We will also install the NVIDIA container toolkit, with which we can access GPUs from inside our containers.

In [None]:
s.execute("curl -fsSL https://nvidia.github.io/libnvidia-container/gpgkey | sudo gpg --dearmor -o /usr/share/keyrings/nvidia-container-toolkit-keyring.gpg \
  && curl -s -L https://nvidia.github.io/libnvidia-container/stable/deb/nvidia-container-toolkit.list | \
    sed 's#deb https://#deb [signed-by=/usr/share/keyrings/nvidia-container-toolkit-keyring.gpg] https://#g' | \
    sudo tee /etc/apt/sources.list.d/nvidia-container-toolkit.list")
s.execute("sudo apt update")
s.execute("sudo apt-get install -y nvidia-container-toolkit")
s.execute("sudo nvidia-ctk runtime configure --runtime=docker")
s.execute("sudo systemctl restart docker")

and we can install `nvtop` to monitor GPU usage:

In [None]:
s.execute("sudo apt update")
s.execute("sudo apt -y install nvtop")

#s.execute("sudo apt -y install cmake libncurses-dev libsystemd-dev libudev-dev libdrm-dev libgtest-dev")
#s.execute("git clone https://github.com/Syllo/nvtop")
#s.execute("mkdir -p nvtop/build && cd nvtop/build && cmake .. -DAMDGPU_SUPPORT=ON && sudo make install")

### Build a container image - for MLFlow section

Finally, we will build a container image in which to work in the MLFlow section, that has:

-   a Jupyter notebook server
-   Pytorch and Pytorch Lightning
-   CUDA, which allows deep learning frameworks like Pytorch to use the NVIDIA GPU accelerator
-   and MLFlow

You can see our Dockerfile for this image at: [Dockerfile.jupyter-torch-mlflow-cuda](https://github.com/teaching-on-testbeds/mltrain-chi/tree/main/docker/Dockerfile.jupyter-torch-mlflow-cuda)

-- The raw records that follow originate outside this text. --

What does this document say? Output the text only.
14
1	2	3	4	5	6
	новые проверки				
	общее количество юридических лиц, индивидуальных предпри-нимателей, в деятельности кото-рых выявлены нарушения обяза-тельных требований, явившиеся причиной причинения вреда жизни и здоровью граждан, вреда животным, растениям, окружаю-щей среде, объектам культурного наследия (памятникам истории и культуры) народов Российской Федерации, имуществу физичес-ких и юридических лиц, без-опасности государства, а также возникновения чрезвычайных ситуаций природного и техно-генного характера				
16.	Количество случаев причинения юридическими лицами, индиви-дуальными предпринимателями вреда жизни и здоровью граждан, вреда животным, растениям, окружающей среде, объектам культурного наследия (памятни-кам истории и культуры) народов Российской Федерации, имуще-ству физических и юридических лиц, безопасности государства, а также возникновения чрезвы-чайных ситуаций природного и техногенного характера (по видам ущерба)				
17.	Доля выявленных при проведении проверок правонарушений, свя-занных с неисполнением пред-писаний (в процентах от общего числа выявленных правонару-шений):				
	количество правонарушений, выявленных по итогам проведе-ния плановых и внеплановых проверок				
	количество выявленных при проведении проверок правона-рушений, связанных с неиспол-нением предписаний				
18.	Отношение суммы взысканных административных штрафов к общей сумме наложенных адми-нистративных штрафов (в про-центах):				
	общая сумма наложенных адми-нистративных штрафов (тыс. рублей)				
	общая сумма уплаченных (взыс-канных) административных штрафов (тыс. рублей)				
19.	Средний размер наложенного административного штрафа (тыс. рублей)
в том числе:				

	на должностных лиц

Building this container may take a bit of time, but that’s OK: we can get it started and then continue to the next section while it builds in the background, since we don’t need this container immediately.

In [None]:
s.execute("docker build -t jupyter-legal_ai:latest -f DockerFile.jupyter-ray-complete .")

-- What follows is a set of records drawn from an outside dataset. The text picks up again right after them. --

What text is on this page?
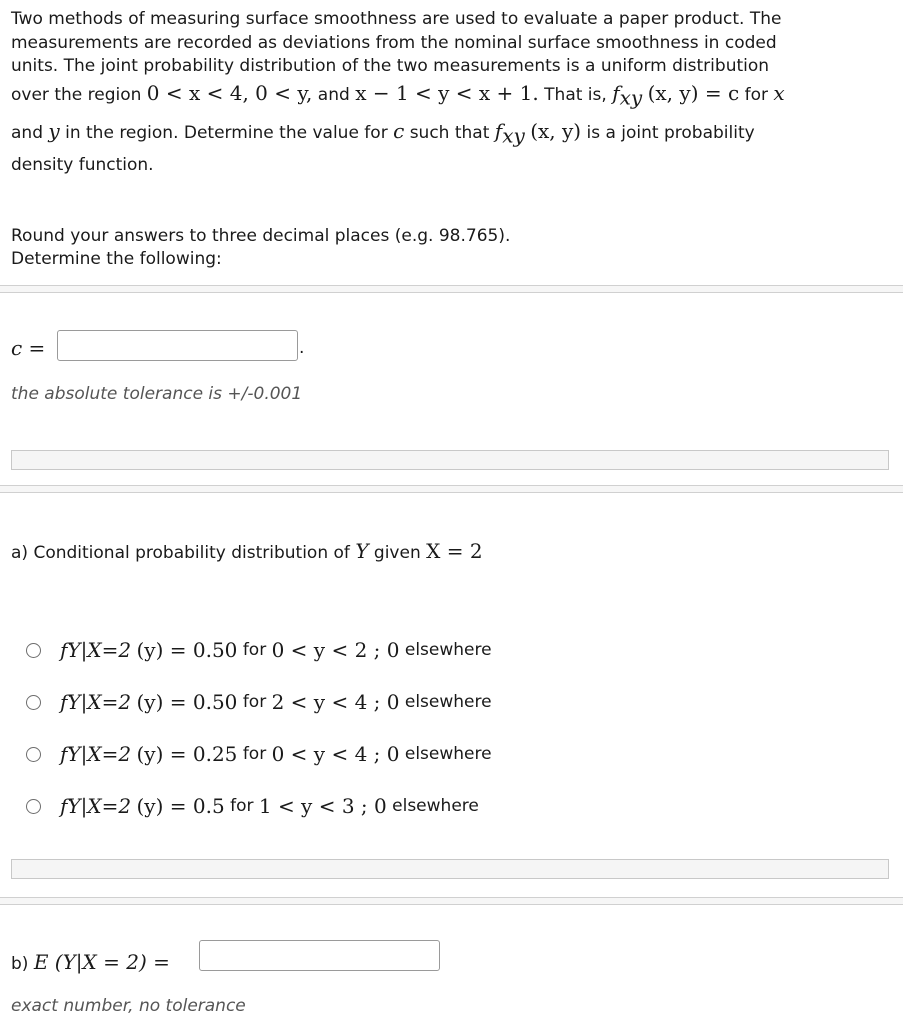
Two methods of measuring surface smoothness are used to evaluate a paper product. The
measurements are recorded as deviations from the nominal surface smoothness in coded
units. The joint probability distribution of the two measurements is a uniform distribution
over the region 0 < x < 4, 0 < y, and x − 1 < y < x + 1. That is, $f_{xy}$ (x, y) = c for x
and y in the region. Determine the value for c such that $f_{xy}$ (x, y) is a joint probability
density function.
Round your answers to three decimal places (e.g. 98.765).
Determine the following:
c =	.
the absolute tolerance is +/-0.001
a) Conditional probability distribution of Y given X = 2
f Y|X=2
(y) = 0.50
for
0 < y < 2 ; 0
elsewhere
f Y|X=2
(y) = 0.50
for
2 < y < 4 ; 0
elsewhere
f Y|X=2
(y) = 0.25
for
0 < y < 4 ; 0
elsewhere
f Y|X=2
(y) = 0.5
for
1 < y < 3 ; 0
elsewhere
b) E (Y|X = 2) =
exact number, no tolerance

Leave that cell running, and in the meantime, open an SSH sesson on your server. From your local terminal, run

    ssh -i ~/.ssh/id_rsa_chameleon cc@A.B.C.D

where

-   in place of `~/.ssh/id_rsa_chameleon`, substitute the path to your own key that you had uploaded to CHI@TACC
-   in place of `A.B.C.D`, use the floating IP address you just associated to your instance.